Käme Jesus dieses Jahr zur Welt, die Schäfer würden ihn nicht finden, sie würden am Checkpoint aufgehalten. Zwischen Siedlungen und Grenzen stirbt der biblische Beruf gerade aus.

Die Freiheit der Schafe in Beit Jalla reicht für fünf große Sprünge. Der Schäfer Carlos Sarras, 75 Jahre alt, zieht an diesem Morgen um Viertel nach acht die Stalltür auf und wedelt mit seinem Stöckchen, um seinen 55 Schafen Dampf zu machen. Die Tiere wissen längst, dass sie nur in das kleine Gehege auf der anderen Seite springen dürfen. Und Sarras weiß längst, dass sie wieder versuchen werden über den Hof an seinem Wohnhaus vorbei auf die angrenzenden Felder zu laufen.

Doch in einem besetzten Gebiet, in dem sich selbst die Bewohner nicht überall frei bewegen können, endet auch die Freiheit der Schafe spätestens an den Mauern zur nächstgelegenen Siedlung oder an der Grenze zu Israel.

Ein kalter Wind weht an diesem trüben Morgen über den Hof von Sarras in Beit Jalla, einem Städtchen nahe Bethlehem im Westjordanland. Beit Jalla liegt auf einem Berg, fast 900 Meter über dem Meeresspiegel.

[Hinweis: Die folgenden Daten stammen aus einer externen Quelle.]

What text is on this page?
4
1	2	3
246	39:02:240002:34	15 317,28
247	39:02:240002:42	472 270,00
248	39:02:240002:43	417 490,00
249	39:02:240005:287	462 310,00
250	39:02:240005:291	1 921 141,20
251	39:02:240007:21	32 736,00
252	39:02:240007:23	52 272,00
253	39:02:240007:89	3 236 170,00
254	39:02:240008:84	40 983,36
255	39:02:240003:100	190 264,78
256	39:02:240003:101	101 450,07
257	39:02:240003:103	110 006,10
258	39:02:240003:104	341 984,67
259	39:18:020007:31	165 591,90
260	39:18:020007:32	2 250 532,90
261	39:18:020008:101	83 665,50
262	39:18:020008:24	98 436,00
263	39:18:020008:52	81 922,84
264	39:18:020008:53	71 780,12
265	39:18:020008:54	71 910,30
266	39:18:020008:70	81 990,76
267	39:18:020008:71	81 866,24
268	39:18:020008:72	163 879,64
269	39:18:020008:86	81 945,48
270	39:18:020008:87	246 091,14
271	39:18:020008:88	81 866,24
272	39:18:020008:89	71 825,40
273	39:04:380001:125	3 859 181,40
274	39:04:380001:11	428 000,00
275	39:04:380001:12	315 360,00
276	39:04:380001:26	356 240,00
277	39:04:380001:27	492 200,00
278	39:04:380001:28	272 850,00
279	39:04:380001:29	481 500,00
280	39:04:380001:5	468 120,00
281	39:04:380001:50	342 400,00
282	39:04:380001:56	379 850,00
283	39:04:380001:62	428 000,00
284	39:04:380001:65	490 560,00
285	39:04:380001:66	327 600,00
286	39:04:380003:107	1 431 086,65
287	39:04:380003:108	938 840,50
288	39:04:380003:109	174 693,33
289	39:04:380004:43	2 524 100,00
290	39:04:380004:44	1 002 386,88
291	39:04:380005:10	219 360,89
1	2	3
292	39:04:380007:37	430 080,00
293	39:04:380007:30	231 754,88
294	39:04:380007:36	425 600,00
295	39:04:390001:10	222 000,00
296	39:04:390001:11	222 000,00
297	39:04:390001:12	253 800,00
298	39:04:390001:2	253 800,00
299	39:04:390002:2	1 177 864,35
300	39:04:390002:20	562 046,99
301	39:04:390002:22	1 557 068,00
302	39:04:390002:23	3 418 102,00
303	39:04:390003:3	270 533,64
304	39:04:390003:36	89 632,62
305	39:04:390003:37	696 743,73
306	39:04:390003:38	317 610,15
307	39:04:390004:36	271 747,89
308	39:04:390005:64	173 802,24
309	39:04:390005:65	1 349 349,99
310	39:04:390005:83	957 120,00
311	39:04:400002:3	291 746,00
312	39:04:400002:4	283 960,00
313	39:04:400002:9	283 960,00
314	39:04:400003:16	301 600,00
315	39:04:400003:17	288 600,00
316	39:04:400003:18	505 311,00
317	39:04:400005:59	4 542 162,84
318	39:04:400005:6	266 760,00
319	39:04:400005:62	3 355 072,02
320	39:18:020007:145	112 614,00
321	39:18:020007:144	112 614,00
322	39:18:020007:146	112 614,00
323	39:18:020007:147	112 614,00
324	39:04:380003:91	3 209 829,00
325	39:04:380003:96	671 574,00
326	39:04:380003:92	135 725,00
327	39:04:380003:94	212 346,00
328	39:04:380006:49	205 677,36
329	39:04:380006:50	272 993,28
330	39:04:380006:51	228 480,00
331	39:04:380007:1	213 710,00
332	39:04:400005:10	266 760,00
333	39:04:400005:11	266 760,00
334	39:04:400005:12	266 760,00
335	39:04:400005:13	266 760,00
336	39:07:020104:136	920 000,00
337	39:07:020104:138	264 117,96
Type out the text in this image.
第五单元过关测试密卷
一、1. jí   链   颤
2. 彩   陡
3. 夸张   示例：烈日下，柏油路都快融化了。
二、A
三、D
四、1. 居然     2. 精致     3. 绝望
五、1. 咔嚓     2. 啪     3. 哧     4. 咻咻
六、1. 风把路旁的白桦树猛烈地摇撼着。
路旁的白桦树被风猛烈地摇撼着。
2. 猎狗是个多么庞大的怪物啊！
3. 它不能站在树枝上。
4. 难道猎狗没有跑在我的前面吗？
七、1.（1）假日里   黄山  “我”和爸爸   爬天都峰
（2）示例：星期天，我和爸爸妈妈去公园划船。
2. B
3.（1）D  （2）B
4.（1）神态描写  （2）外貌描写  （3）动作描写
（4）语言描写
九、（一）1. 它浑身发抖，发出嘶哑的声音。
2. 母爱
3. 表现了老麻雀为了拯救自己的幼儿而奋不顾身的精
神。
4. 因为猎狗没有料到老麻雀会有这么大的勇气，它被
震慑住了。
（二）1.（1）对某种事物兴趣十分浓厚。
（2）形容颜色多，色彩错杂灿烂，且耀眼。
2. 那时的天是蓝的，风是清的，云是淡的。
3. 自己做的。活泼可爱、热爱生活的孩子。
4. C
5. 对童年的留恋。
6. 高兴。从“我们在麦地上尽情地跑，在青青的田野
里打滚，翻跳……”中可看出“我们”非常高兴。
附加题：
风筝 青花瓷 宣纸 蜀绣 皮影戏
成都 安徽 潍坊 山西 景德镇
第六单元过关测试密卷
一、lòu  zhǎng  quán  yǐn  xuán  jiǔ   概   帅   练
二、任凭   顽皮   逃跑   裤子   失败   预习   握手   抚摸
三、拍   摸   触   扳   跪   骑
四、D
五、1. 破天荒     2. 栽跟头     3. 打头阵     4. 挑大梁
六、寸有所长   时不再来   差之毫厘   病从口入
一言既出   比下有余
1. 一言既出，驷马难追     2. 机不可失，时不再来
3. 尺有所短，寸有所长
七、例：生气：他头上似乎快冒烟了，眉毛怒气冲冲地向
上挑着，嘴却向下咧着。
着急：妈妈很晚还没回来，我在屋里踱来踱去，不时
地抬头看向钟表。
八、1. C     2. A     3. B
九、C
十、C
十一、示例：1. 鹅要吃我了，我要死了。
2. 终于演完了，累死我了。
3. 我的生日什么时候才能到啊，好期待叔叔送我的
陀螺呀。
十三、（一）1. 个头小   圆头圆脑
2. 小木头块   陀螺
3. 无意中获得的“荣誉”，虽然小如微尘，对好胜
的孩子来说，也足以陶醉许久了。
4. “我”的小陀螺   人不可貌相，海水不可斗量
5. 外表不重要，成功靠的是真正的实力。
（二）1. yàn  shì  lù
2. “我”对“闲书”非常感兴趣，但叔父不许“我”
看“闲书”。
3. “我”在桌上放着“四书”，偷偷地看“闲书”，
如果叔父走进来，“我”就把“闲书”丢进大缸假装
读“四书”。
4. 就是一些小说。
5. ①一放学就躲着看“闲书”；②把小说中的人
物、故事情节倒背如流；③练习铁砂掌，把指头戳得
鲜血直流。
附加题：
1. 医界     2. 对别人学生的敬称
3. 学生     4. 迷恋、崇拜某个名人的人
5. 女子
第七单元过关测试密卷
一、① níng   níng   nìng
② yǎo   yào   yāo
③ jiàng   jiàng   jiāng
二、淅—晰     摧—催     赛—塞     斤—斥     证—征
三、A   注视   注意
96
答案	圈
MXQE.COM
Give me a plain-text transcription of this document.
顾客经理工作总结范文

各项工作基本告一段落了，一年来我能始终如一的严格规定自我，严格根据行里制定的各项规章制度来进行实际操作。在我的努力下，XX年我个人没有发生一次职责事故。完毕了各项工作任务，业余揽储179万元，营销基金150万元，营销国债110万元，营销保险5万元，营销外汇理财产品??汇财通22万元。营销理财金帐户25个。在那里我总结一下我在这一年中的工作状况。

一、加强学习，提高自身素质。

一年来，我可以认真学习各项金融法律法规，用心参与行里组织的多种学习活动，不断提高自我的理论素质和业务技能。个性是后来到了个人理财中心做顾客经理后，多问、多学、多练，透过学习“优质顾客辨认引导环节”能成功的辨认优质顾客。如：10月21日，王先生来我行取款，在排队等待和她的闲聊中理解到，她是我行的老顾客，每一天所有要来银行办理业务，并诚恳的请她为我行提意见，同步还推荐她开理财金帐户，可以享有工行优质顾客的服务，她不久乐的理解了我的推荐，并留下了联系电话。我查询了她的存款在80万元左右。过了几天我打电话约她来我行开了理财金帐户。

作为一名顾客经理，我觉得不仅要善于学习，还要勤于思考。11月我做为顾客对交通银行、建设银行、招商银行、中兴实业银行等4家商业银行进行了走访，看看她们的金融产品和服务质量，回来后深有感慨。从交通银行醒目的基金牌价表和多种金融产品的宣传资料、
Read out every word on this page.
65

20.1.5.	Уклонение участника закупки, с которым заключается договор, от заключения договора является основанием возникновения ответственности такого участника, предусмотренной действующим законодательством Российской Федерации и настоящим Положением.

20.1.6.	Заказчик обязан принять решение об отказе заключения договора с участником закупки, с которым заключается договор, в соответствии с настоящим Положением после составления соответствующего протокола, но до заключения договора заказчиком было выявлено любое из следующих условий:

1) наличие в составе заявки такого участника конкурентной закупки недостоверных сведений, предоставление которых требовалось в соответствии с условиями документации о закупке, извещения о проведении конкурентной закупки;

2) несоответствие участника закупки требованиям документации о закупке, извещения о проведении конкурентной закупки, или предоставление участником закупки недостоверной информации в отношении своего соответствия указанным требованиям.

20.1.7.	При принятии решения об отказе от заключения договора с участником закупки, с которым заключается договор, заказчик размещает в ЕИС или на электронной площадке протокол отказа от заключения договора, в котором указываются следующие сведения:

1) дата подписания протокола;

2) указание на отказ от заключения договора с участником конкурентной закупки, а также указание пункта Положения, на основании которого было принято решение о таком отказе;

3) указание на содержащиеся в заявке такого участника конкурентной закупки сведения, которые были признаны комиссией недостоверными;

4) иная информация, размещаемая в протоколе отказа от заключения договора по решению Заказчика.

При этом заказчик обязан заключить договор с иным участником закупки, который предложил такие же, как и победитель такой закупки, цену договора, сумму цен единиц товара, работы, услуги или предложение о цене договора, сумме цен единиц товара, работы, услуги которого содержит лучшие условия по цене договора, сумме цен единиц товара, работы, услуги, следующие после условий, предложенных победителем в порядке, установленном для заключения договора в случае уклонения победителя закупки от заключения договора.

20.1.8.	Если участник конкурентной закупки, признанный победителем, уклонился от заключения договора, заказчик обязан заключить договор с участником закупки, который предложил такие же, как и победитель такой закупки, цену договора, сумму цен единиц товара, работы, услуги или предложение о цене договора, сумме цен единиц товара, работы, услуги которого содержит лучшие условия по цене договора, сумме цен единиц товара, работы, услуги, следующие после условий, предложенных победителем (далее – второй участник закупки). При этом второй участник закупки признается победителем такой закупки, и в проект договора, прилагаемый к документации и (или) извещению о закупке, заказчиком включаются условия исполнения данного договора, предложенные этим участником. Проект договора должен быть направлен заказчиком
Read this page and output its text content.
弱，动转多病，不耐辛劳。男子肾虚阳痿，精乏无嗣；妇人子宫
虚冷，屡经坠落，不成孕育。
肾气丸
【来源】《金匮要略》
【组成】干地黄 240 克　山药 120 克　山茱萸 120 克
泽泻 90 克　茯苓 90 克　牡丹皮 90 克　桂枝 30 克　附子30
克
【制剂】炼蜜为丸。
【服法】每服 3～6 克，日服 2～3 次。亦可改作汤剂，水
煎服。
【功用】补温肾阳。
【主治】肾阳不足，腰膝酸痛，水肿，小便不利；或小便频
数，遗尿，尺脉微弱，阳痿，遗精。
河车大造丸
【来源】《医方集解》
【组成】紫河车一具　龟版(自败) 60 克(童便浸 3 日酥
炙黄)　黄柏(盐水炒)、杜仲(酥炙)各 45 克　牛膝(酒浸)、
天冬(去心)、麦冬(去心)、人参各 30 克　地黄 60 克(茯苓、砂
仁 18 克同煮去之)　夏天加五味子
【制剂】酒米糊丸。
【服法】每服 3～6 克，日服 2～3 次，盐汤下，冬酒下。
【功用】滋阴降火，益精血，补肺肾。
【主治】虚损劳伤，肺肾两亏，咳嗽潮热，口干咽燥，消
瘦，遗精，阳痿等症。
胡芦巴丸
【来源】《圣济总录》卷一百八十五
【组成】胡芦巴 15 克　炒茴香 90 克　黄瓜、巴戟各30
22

Wenn Sarras über die geländerlose Treppe auf sein Hausdach steigt, blickt er direkt auf die Straße Nummer 60, die nach Hebron führt, und damit auch auf die Mauer, die die israelische Regierung vor beinahe zehn Jahren errichten ließ. Seither kommt Sarras nur mit einer speziellen Genehmigung durch den Checkpoint. Dreht er sich um, sieht er Har Gilo, eine israelische Siedlung, die er ebenfalls nicht betreten darf. Frei ist nur noch sein Ausblick auf die Häuser, die kargen, grau-grünen Felder mit Olivenbäumen. Und so könne er seine Schafe die meiste Zeit nur noch um das Haus herum weiden lassen, sagt Sarras, während er das Tor des Außenstalls schließt. Eine spezielle Hebe- und Ziehkonstruktion: „Die Schafe sind schlau, die bekommen das Gatter sonst auf“, sagt er und lacht.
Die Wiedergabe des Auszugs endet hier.